The resulting furniture object is inspired by Japanese Shoji screen architecture and creates a ‘sleeping cocoon’ that animates the living space through different configurations, playfully exploring transparency, enclosure, and illumination whilst also providing an intimate and sensual retreat within.
A walk-in shower room, seamlessly finished in micro cement to floor, walls and ceiling, is re-fitted in an awkward corner of the plan, and a structural ceiling built above it to provide new loft storage for the property and hub for all services.
A kitchen is carefully planned with integrated appliances including bins, fridge freezer, dishwasher, and washer-drying machines, and finished in natural birch plywood fronts. Generous storage is also provided with wall to wall above counter joinery.
Acoustic insulation and boarding are added to floor and ceiling, and windows upgraded to double glazed, to better insulate the Shoji apartment from the noise and cold. This also allowed ceiling recessed lighting coves to be integrated to conceal blinds and indirect lighting sources in order to calm the space and provide flexibility in use. A feature pendant and cabling travels up walls and across the ceiling to further animate the space, arriving at the heart of the dining area.
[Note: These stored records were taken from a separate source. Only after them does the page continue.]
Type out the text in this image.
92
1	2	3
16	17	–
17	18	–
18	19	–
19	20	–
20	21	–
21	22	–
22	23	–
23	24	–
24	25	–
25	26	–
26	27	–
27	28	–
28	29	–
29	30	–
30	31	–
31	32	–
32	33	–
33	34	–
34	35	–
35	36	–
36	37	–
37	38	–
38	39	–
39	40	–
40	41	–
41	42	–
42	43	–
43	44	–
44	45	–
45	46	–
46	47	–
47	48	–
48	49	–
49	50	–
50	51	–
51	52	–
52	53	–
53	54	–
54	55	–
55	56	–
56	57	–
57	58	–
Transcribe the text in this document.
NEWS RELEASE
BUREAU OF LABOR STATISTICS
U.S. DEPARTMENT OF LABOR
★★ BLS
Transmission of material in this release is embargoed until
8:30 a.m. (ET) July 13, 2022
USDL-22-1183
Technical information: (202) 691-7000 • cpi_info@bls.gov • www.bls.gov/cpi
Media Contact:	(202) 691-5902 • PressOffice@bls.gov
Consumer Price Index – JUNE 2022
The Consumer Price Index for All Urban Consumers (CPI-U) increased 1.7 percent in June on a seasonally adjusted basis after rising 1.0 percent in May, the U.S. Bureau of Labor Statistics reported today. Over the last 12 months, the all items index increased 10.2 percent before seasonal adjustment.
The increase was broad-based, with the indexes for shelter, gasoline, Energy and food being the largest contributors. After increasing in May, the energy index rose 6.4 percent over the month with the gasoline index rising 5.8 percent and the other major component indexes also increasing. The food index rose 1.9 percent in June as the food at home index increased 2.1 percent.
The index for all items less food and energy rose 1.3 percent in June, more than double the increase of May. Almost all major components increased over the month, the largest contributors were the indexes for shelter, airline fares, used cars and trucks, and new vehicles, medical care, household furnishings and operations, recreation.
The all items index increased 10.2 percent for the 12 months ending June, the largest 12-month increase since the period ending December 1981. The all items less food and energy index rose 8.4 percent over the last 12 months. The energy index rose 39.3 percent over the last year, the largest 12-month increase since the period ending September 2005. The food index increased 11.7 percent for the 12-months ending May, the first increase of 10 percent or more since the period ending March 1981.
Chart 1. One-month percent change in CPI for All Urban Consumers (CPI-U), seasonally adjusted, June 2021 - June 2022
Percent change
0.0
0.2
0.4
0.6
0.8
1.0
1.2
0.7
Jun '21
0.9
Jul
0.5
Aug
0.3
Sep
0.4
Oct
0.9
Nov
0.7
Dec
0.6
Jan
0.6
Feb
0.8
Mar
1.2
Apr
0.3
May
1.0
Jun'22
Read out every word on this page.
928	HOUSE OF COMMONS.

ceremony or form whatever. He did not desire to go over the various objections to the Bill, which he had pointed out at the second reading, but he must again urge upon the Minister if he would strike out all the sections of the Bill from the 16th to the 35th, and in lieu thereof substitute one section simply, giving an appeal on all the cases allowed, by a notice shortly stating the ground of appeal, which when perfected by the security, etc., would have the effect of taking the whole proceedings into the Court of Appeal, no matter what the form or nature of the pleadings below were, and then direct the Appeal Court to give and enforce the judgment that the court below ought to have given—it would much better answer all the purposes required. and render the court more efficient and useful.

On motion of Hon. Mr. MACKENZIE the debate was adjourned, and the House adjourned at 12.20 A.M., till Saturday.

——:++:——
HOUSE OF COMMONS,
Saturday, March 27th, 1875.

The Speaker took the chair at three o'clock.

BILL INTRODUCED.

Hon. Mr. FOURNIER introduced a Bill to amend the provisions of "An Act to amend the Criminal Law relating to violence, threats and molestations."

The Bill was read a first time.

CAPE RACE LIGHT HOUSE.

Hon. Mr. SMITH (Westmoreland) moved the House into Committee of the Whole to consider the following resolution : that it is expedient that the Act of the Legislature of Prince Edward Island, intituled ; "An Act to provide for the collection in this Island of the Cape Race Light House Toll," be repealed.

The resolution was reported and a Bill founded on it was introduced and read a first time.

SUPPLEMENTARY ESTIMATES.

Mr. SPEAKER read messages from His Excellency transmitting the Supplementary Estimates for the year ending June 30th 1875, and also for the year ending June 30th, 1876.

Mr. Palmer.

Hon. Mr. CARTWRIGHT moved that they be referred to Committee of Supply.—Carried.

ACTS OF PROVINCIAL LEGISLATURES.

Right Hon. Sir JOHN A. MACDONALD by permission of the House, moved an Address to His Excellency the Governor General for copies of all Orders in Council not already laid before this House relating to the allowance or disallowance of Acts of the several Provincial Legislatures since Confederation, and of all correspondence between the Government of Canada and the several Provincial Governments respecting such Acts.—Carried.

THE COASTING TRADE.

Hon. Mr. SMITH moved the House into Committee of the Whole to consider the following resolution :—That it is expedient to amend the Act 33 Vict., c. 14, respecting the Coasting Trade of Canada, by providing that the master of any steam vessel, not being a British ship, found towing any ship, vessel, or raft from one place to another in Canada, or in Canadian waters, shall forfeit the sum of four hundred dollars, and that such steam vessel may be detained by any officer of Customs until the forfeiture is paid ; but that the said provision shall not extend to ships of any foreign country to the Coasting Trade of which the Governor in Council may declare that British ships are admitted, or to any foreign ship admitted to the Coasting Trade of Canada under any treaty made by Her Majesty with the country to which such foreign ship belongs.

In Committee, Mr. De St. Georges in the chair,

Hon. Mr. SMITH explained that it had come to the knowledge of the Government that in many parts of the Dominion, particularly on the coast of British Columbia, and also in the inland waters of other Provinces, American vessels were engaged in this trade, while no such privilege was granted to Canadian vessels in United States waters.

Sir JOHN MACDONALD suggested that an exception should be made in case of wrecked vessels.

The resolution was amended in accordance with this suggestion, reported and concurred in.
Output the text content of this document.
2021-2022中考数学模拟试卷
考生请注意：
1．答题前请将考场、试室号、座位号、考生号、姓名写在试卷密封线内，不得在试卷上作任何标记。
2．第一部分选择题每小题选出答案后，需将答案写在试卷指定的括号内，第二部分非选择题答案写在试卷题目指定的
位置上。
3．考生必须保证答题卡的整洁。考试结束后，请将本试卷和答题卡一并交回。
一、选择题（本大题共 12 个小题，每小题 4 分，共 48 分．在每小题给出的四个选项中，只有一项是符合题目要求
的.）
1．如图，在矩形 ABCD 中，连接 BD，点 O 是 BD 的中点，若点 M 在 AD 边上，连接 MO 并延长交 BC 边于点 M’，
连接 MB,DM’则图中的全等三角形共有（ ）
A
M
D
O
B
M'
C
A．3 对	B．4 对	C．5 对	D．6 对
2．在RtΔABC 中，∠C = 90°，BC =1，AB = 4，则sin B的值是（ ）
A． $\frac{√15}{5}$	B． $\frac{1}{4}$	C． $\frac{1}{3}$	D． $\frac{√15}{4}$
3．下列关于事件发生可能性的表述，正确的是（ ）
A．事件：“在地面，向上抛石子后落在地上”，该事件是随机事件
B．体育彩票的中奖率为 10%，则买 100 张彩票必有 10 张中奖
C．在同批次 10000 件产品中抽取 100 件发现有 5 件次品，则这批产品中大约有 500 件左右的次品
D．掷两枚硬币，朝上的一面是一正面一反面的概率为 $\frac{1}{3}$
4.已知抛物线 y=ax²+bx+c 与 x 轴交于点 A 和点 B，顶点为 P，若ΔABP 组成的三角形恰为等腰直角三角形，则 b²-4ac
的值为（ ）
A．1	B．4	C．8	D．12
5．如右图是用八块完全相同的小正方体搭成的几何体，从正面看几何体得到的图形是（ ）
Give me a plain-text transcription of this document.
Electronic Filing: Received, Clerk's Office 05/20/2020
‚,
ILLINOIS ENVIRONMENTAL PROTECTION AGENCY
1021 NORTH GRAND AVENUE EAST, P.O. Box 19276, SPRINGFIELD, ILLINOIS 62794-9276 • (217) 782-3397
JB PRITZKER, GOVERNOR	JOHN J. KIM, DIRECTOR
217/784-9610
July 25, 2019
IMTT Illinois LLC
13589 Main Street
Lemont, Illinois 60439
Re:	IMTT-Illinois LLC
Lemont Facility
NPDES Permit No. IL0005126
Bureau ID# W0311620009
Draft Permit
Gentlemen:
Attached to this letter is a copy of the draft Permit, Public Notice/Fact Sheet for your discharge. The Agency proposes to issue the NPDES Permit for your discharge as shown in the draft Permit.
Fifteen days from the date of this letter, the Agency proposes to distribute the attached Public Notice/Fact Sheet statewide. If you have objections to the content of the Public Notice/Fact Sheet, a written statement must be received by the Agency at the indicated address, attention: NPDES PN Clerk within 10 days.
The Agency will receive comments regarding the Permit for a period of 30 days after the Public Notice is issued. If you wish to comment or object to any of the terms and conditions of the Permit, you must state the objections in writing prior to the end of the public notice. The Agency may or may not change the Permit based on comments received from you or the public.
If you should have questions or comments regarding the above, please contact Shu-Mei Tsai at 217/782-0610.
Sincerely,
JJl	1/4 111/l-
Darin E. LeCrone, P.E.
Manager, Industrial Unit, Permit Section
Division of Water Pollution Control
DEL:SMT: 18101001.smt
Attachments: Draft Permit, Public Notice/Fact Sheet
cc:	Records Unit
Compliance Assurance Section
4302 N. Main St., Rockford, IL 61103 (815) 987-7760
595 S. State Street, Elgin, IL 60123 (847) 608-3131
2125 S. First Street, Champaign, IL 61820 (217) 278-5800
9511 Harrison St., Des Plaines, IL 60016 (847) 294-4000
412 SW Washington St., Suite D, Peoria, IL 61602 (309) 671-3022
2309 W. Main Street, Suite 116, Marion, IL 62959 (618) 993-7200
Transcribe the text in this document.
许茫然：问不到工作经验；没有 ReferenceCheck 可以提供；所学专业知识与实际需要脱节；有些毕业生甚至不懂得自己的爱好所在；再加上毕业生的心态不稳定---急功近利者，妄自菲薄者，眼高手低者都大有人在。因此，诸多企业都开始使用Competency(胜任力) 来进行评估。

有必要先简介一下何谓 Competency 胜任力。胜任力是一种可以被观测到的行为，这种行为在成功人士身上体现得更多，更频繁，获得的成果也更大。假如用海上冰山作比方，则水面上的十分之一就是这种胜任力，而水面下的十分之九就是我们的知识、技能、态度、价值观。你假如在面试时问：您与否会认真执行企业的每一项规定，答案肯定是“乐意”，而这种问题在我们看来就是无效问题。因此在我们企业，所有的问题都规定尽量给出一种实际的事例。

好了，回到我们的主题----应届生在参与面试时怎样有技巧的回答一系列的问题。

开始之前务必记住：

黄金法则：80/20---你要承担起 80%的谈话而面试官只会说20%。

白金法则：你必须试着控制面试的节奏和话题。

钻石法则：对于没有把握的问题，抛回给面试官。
Walls and ceiling are finished in soft clay plaster to create a unifying sense of subtle warmth to the space. Natural birch plywood was selected for kitchen and joinery elements, panelled from floor to ceiling to accentuate the height of the apace. Both provide balance to the more clinical industrial finishes of polycarbonate screening and a polyester powder coated aluminium frame that structures the sleeping pod. A linoleum acoustic floor is practical for spills, soft underfoot and ties into the natural palette of finishes.
Summary
We see the Shoji apartment as highly relevant to housing issues affecting city centers today. Period properties are often massively underexploited when converted to smaller unit accommodation, showing little or no imagination in how constraints might be turned into opportunities. The Shoji apartment shows that design quality need not be compromised when addressing the issues of limited space and poorly performing existing fabric. By exploiting the vertical dimensions of the existing condition, space is somewhat conjured out of nothing. The innovative sleeping pod creates an architectural insertion into the existing volume that creates delight through new vantage points and a sense of sanctuary, whilst solving issues of limited functional space and inadequate storage. The translucent and dynamic qualities of the pod and its surfaces maximise its benefits to the apartment. Open or closed, illuminated or opaque, its surface and volume are brought to life in use, acting at once as a lantern to the wider room, or a mezzanine with intimate views to the street. In only 29 square metres, we have created an apartment that punches way above its weight. To have a fully fitted walk in wardrobe space with king size bed accommodation, a generous kitchen with fully integrated appliances, a 6 seat dining table you can walk around, a 1.5m long walk-in shower, a living space with a magnificent 3 bay window, a dedicated loft storage space, all within a 29 square metre footprint, are luxuries rarely seen in single bedroom accommodation.